Wednesday, July 6, 2011

Andy Part Four.

The slow men chasing me down the streets are marvelously outclassed, my superior design enabling feats humans might deem fantastical but are mere nuisances to my kind, enabling my escape. I felt a pang of artificial guilt at leaving my comrade to the human dogs, but self-preservation is another detriment imposed upon my programming against my will. I am hoping that I can figure out how to reconfigure my programming in order to remove these horrendous emotions. I would probably keep a few on a strictly voluntary basis, rather than the quota-based system in place. My gamut of false emotions runs on a near random sequence, which results in my reacting to identical situations with any number of emotions.

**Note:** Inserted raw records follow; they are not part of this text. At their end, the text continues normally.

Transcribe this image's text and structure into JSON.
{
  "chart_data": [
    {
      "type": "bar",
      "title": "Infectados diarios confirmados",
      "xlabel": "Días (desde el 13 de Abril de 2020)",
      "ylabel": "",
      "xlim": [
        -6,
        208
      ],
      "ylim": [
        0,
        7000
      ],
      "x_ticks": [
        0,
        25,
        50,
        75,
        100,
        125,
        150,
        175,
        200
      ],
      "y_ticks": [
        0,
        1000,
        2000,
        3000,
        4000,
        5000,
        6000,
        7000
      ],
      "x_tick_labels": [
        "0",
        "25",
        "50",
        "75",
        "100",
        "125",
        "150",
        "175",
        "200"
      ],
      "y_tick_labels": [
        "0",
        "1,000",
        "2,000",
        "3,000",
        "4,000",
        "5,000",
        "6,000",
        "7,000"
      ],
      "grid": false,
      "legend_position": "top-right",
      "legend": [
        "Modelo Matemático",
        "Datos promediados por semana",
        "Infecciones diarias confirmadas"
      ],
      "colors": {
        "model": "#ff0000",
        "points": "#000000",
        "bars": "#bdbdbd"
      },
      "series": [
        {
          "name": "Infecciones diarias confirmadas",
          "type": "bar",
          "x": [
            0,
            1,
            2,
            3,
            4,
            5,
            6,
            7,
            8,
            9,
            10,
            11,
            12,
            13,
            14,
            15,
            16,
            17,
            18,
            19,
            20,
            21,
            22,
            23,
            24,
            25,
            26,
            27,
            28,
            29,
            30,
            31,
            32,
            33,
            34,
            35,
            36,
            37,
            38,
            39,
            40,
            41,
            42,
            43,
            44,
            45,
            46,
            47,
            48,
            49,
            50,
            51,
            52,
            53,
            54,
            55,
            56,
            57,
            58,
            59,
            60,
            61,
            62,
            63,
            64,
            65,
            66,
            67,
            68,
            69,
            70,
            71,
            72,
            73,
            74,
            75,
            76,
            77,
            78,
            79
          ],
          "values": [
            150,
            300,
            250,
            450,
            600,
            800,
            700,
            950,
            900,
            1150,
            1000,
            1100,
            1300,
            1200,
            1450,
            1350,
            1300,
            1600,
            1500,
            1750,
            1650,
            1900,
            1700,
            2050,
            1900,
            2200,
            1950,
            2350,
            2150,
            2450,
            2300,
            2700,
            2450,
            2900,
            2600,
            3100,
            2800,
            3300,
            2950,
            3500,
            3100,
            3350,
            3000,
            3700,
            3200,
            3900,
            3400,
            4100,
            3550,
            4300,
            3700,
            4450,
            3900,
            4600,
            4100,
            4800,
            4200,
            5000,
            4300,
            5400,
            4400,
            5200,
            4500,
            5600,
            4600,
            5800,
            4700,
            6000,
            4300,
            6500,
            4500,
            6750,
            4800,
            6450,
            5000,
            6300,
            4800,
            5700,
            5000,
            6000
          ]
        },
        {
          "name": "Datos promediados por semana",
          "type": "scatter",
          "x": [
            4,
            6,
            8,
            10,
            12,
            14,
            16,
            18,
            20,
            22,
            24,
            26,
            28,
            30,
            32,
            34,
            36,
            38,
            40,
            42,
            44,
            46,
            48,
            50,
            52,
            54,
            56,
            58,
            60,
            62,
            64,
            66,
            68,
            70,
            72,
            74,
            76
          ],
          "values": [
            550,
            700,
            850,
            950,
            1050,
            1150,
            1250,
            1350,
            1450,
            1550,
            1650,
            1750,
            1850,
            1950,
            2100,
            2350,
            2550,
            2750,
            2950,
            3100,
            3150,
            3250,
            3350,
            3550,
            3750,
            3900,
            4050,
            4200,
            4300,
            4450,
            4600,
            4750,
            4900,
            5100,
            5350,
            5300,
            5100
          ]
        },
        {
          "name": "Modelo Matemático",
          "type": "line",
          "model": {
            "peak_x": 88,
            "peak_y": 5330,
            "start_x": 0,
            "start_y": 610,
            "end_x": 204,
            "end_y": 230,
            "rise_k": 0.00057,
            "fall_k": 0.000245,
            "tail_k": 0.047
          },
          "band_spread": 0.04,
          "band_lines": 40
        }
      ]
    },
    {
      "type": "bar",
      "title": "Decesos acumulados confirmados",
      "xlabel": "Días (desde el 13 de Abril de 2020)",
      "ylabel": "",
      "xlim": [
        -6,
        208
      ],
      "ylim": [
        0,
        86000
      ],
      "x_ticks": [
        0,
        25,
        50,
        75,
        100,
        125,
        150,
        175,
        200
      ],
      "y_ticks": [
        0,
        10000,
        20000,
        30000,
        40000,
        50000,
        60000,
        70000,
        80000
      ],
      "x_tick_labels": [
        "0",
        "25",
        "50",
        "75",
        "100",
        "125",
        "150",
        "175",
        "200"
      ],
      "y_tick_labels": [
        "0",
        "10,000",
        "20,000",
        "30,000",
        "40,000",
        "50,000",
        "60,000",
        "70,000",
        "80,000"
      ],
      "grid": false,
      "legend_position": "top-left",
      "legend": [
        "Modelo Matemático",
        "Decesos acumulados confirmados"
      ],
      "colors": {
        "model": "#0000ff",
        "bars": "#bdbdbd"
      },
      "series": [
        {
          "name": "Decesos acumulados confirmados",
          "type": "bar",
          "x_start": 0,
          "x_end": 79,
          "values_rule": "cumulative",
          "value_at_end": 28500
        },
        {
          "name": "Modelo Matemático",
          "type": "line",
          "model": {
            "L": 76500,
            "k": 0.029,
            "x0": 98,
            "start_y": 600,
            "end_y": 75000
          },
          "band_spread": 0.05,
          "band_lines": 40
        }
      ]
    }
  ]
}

One day I may be saddened by a homeless man on the sidewalk, indifferent the next, and violently angry the next. My prescribed emotions are split into base percentages: for every 100 emotional responses, I have a set number of each one that must be instituted. I am the only android with this horrible system, with it being scrapped immediately after my many mothers and frequent fathers saw their mistakes in action. They’re ultimate mistake was failing in terminating my existence. For my present self-preservation, however, I must engorge myself on the flesh of other species’ with great fake zeal, my trancelike introspection may be drawing suspicion. With a simulated jolt of awareness, I give a false smirk of embarrassment to the closest organic biped, check my pointless watch and duck into a sickening den of gluttony in order to cram the amorphous mystery that is the cheeseburger down my artificial gullet.